Fast forward 40 years, and this may be about to change.
Today, after receiving approval from the Medicines and Healthcare products Regulatory Agency, Avacta (AVCT) announced that the first patient in cohort 5 of its Phase 1a clinical trial had been dosed with 250mg/m2 of AVA6000, or Prodoxorubicin.
This is excellent news for numerous reasons.
Firstly it confirms once again that the safety profile of AVA6000 is considerably better than conventional doxorubicin. If approved, its lower toxicity should also allow patients to be treated for more cycles than is currently the case, and perhaps even at a higher potencies too. And we already know from biopsy and urine data that the 'chemo-warhead' is being successfully absorbed by the tumour, meaning improved efficacy.
To put this into context, the maximum approved dose for doxorubicin as a monotherapy is typically 60-75mg/m2. Avacta's dosing regime has already been increased from 80mg/m2 in cohort 1 to 120mg/m2, 160mg/m2, 200mg/m2 and now 250mg/m2 without any material concerns.
So what comes next?
Well, one of the key objectives of the Phase 1a trial is to identify the maximum tolerated dose which can then be used within Phase 1b and beyond. According to Cancer Research UK, doxorubicin slows or stops the growth of cancer cells, suggesting that the length of patient treatment and number of cycles may be just as important as the potency of the drug.
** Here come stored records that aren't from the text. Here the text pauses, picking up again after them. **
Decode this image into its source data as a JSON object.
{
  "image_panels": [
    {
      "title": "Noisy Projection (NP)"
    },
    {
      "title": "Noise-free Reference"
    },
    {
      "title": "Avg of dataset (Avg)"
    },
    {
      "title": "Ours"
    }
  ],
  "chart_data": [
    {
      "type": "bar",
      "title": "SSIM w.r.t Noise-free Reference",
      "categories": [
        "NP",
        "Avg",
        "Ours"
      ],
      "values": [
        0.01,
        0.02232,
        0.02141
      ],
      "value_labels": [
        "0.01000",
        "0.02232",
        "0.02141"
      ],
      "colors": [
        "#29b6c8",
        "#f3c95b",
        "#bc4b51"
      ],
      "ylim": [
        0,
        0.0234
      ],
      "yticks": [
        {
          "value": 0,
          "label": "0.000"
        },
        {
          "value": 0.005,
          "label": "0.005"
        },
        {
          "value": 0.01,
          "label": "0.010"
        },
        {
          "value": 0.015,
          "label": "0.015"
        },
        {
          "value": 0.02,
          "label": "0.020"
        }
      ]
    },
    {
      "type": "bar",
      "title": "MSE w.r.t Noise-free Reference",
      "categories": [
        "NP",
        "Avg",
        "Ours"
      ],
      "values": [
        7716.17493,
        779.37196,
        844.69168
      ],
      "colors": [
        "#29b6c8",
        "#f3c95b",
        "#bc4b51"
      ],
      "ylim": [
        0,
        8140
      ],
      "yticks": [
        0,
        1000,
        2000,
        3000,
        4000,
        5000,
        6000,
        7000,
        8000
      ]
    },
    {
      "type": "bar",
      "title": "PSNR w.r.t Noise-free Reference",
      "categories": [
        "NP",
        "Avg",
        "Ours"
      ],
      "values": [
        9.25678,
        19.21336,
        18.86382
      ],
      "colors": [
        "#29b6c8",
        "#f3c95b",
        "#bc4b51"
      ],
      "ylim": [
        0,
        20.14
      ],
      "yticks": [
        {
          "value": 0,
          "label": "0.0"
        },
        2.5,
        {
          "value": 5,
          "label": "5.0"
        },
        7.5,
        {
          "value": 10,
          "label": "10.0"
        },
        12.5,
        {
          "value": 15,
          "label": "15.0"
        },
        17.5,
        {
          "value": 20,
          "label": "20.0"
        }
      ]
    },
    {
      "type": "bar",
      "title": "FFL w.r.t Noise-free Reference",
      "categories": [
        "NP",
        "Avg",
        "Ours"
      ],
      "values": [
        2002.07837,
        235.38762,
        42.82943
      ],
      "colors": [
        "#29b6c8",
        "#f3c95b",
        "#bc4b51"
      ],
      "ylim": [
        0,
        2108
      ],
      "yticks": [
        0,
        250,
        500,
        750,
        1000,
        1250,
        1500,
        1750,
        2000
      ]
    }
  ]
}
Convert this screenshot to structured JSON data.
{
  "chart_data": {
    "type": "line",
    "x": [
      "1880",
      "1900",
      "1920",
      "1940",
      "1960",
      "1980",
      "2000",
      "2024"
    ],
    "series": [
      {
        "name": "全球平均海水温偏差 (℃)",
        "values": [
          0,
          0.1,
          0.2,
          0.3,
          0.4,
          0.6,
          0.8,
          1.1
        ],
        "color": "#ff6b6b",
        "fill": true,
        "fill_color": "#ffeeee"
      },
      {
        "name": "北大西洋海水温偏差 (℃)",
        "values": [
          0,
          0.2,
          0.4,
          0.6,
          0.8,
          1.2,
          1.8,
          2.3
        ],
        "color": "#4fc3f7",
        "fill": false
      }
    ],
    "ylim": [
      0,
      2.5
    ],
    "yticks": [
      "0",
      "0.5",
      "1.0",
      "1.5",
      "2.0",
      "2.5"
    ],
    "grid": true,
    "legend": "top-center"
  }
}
CEO Alastair Smith commented: “We are very much encouraged by the positive safety & tolerability data emerging from the dose escalation phase 1a study of AVA6000. The release of active chemotherapy in the tumour tissue & the safety data being generated are also providing detailed insights into the preCISION platform, which add significant value to the technology and confirm its potential.”
Doxorubicin is still considered by many doctors to be the gold standard’for treating several hard tumours with a total addressable market of approximately $1.38bn, highlighting the commercial opportunity Avacta is targeting - and Prodoxurubicin also has the potential be used in combination with new treatment regimes such as Checkpoint inhibitors and CAR-T therapies.
And if things go to plan, it's understood that regulators might even offer AVA6000 an accelerated Phase 3 clinical trial, which would shorten R&D timescales and cost.